Logo
Logo

Atharva Pandey/Lesson 11: String Algorithms — KMP, Rabin-Karp, and why regex can be slow

Created Tue, 17 Sep 2024 00:00:00 +0000 Modified Tue, 17 Sep 2024 00:00:00 +0000

String processing sits at the foundation of almost every production system. Log parsing, protocol parsing, search, validation, templating — it all comes down to finding and transforming patterns in text. Most of the time, strings.Contains or a simple loop is fast enough. But when you are processing millions of log lines per second, or running user-supplied patterns against untrusted input, or implementing a search feature that needs to handle long documents, naive string matching becomes a bottleneck or a security hole.

I ran into this the hard way when a user-facing search box was DoS-able with a crafted regex input. Understanding why regex can be slow — and what alternatives exist — is something every production engineer should know.

How It Works

Naive string search compares the pattern against every position in the text. O(n*m) in the worst case, where n is the text length and m is the pattern length.

KMP (Knuth-Morris-Pratt) preprocesses the pattern to build a “failure function” that tells you how far to jump back when a mismatch occurs. This allows the search to never revisit characters in the text. O(n + m) total.

Rabin-Karp uses a rolling hash: compute the hash of the pattern and the hash of each window in the text. When hashes match, verify character by character. Average O(n + m), useful for multi-pattern search.

// KMP — linear time exact string matching
func kmpSearch(text, pattern string) []int {
    if len(pattern) == 0 {
        return []int{}
    }
    // Build failure function
    fail := buildFailure(pattern)
    var matches []int
    j := 0 // index in pattern
    for i := 0; i < len(text); i++ {
        for j > 0 && text[i] != pattern[j] {
            j = fail[j-1] // use failure function to skip
        }
        if text[i] == pattern[j] {
            j++
        }
        if j == len(pattern) {
            matches = append(matches, i-len(pattern)+1)
            j = fail[j-1]
        }
    }
    return matches
}

// failure[i] = length of longest proper prefix of pattern[:i+1] that is also a suffix
func buildFailure(pattern string) []int {
    fail := make([]int, len(pattern))
    fail[0] = 0
    k := 0
    for i := 1; i < len(pattern); i++ {
        for k > 0 && pattern[i] != pattern[k] {
            k = fail[k-1]
        }
        if pattern[i] == pattern[k] {
            k++
        }
        fail[i] = k
    }
    return fail
}

Rabin-Karp shines when you need to search for multiple patterns simultaneously — compute all pattern hashes up front and check each text window against all of them.

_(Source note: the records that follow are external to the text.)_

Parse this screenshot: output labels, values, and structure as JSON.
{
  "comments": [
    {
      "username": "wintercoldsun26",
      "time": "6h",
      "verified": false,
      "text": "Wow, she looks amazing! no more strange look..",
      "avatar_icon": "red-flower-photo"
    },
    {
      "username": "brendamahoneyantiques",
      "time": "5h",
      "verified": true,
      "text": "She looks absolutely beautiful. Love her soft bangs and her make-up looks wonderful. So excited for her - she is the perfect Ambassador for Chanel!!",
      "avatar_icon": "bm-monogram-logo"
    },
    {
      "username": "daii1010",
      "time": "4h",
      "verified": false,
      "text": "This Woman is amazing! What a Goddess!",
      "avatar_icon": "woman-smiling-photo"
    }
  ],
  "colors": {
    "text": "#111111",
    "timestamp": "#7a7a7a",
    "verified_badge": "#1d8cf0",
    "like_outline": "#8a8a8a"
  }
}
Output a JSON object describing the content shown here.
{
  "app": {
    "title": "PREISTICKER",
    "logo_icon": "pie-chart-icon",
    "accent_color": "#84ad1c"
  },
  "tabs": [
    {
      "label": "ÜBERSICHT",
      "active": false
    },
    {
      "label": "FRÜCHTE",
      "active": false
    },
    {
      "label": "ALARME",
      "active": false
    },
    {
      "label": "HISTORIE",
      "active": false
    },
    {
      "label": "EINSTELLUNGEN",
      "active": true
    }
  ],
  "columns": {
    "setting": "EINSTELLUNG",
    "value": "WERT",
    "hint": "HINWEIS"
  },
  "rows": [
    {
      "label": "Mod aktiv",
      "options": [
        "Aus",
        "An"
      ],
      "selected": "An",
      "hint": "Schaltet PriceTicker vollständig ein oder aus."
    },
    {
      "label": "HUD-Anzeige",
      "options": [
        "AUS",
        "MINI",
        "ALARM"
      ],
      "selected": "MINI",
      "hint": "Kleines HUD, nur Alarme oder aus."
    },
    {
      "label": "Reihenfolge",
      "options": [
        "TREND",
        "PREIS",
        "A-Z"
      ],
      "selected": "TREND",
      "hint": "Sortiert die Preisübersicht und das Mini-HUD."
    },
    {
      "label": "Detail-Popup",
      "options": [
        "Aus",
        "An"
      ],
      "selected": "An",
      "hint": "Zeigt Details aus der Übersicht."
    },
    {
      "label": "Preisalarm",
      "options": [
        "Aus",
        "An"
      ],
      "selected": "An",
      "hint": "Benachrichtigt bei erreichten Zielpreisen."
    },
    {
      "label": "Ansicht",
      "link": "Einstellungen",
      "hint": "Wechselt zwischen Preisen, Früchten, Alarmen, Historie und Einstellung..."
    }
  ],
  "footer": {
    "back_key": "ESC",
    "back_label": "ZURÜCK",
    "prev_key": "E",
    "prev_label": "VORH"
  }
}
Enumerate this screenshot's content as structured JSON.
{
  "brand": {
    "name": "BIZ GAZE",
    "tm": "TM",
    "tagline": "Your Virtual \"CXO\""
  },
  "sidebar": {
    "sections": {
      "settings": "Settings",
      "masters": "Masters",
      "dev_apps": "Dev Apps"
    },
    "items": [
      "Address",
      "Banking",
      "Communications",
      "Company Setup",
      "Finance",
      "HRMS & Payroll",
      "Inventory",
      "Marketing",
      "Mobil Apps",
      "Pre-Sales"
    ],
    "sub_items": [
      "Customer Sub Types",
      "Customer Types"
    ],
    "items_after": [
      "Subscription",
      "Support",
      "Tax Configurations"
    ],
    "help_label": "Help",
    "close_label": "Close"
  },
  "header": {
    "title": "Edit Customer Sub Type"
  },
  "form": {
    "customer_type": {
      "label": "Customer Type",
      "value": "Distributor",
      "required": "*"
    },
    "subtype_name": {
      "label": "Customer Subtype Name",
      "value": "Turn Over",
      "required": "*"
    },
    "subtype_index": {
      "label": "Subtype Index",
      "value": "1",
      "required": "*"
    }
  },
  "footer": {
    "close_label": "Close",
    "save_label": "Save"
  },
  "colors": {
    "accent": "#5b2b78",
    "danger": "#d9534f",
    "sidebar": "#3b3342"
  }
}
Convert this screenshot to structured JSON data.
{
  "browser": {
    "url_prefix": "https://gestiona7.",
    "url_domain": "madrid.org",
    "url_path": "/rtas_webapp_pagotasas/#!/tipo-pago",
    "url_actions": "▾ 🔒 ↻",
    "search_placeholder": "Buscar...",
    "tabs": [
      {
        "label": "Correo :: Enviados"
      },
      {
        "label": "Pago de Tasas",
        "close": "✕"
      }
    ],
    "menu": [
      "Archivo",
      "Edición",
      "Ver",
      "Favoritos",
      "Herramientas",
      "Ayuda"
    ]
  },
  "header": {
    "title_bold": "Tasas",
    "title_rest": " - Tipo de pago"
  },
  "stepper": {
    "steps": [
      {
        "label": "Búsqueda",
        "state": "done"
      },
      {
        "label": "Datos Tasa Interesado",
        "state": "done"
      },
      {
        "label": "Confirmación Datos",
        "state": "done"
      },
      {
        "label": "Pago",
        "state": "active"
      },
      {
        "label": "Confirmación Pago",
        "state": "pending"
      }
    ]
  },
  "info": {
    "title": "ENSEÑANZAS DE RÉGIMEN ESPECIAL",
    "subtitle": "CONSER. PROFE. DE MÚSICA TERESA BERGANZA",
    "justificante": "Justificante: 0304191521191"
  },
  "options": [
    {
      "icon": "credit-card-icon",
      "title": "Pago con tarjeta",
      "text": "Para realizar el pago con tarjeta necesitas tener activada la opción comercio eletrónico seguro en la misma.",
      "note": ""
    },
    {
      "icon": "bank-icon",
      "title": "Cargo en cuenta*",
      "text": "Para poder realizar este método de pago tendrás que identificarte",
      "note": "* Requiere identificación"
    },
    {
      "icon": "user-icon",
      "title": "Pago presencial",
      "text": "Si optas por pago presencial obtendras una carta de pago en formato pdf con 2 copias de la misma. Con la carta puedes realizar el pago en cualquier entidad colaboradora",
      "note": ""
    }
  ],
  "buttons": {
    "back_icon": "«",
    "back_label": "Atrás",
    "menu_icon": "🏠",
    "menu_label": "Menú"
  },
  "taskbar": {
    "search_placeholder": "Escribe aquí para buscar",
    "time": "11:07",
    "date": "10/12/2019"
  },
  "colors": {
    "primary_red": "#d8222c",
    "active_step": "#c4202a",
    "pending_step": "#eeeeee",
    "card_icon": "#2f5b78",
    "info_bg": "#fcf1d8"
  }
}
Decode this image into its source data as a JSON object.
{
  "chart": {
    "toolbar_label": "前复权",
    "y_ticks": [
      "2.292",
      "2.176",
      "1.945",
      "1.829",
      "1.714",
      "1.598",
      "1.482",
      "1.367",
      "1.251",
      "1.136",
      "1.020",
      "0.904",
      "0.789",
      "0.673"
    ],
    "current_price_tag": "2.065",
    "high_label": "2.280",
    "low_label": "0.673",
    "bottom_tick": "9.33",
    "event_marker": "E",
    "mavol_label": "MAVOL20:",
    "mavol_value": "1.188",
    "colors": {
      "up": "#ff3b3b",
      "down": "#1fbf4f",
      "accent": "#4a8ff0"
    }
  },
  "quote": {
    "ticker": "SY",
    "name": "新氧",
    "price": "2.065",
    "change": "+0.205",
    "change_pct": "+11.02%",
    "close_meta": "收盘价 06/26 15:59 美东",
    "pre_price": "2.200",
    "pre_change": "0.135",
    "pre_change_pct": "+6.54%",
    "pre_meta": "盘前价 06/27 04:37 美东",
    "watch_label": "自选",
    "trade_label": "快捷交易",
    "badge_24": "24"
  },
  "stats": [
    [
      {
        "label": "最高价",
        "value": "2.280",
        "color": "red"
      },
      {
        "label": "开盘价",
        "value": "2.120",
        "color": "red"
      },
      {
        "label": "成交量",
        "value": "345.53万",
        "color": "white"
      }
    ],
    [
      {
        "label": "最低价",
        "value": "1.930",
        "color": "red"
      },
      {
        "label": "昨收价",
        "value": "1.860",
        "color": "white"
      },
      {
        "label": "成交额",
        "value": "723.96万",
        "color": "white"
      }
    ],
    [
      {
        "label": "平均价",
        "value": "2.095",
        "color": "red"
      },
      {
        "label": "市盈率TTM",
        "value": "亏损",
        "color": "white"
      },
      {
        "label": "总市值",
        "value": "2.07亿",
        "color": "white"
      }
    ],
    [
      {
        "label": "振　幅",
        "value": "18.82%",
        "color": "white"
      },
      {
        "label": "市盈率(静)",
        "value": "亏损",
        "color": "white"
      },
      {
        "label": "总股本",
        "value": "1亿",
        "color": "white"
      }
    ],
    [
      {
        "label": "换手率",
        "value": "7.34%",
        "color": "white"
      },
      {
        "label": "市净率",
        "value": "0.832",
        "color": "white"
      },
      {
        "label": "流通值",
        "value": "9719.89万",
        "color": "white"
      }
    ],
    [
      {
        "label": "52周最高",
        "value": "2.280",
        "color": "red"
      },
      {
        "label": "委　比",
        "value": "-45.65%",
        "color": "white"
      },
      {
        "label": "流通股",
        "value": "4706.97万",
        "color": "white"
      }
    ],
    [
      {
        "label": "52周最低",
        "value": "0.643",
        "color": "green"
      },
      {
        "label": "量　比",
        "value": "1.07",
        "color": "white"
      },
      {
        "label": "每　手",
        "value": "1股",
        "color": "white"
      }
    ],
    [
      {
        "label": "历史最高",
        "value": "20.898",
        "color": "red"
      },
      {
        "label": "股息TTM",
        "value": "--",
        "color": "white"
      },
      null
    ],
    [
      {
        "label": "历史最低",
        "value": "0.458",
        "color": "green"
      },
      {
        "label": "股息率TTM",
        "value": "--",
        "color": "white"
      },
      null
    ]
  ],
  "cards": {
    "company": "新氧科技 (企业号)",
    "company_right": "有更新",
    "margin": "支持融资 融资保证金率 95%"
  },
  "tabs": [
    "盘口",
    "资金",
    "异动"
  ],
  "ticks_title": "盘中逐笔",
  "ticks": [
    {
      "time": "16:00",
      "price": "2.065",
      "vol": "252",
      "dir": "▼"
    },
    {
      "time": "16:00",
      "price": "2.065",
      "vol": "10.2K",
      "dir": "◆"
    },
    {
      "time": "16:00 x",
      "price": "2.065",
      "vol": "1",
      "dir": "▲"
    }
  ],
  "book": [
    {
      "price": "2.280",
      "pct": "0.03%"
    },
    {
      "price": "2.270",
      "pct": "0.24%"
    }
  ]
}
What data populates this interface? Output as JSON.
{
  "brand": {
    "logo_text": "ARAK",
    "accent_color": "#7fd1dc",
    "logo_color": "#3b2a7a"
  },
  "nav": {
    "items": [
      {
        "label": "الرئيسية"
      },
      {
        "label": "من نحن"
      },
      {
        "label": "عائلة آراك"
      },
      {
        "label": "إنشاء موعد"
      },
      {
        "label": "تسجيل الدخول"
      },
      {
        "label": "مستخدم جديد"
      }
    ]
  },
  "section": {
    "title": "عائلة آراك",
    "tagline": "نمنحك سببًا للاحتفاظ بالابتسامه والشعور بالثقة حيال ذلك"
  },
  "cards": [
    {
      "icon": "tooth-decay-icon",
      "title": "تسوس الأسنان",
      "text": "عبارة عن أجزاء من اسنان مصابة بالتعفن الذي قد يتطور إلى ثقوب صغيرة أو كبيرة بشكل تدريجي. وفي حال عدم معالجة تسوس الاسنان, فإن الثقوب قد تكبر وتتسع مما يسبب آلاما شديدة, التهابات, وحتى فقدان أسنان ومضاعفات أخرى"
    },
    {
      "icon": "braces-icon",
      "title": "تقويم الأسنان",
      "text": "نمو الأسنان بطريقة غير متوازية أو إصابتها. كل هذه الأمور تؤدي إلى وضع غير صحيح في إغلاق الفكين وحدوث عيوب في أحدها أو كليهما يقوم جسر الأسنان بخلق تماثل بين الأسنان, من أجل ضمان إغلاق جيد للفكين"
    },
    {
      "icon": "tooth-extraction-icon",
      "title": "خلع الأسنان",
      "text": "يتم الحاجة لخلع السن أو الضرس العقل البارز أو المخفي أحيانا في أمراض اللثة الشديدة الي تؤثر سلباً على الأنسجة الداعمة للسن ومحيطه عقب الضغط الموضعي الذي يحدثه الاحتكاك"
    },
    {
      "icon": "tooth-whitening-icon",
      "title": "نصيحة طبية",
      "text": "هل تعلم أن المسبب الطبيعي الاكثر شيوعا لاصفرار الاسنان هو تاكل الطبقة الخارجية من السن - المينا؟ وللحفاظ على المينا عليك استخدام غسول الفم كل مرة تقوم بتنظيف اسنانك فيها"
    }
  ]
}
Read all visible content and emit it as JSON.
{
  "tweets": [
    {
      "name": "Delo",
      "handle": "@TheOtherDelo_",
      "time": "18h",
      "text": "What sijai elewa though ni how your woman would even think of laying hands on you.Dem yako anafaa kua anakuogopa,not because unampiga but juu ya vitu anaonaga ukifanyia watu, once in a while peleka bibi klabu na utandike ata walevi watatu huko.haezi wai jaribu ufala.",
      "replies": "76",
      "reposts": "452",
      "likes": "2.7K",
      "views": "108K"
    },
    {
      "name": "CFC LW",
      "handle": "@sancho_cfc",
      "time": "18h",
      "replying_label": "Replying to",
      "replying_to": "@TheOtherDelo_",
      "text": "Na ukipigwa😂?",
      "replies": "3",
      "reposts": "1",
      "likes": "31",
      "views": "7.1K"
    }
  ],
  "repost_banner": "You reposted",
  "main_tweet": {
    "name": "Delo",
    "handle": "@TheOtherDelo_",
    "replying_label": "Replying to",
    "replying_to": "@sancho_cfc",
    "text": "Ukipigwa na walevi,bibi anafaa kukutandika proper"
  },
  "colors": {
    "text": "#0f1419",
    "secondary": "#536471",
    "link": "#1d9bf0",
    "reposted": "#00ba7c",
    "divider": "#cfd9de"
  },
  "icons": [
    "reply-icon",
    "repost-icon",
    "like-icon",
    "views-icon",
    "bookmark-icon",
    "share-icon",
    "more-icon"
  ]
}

// Rabin-Karp with polynomial rolling hash
const base = 31
const mod = 1_000_000_007

func rabinKarpSearch(text, pattern string) []int {
    n, m := len(text), len(pattern)
    if m > n {
        return nil
    }

    patHash := computeHash(pattern)
    windowHash := computeHash(text[:m])

    // Precompute base^(m-1) % mod
    power := 1
    for i := 0; i < m-1; i++ {
        power = (power * base) % mod
    }

    var matches []int
    if windowHash == patHash && text[:m] == pattern {
        matches = append(matches, 0)
    }

    for i := 1; i <= n-m; i++ {
        // Roll the hash: remove leftmost char, add new rightmost char
        windowHash = (windowHash - int(text[i-1]-'a'+1)*power%mod + mod) % mod
        windowHash = (windowHash*base + int(text[i+m-1]-'a'+1)) % mod
        if windowHash == patHash && text[i:i+m] == pattern {
            matches = append(matches, i)
        }
    }
    return matches
}

func computeHash(s string) int {
    h := 0
    p := 1
    for _, c := range s {
        h = (h + int(c-'a'+1)*p) % mod
        p = (p * base) % mod
    }
    return h
}

When You Need It

Know why regex can be catastrophically slow. Most regex engines use backtracking to implement features like .* and (.+)+. Certain patterns cause the engine to explore exponentially many states. The classic attack pattern:

Pattern: (a+)+
Input: "aaaaaaaaaaaaaaaaaab"

This causes the backtracking engine to try every possible grouping of ‘a’s before concluding the match fails. With 20 ‘a’s, this is 2^20 attempts. With 30, it is 1 billion. This is ReDoS (Regular Expression Denial of Service).

Go’s regexp package uses a RE2-based engine that runs in O(n) for any pattern because it does not use backtracking. This is why Go regex is safe from ReDoS. The tradeoff: it does not support backreferences or lookaheads, which require backtracking.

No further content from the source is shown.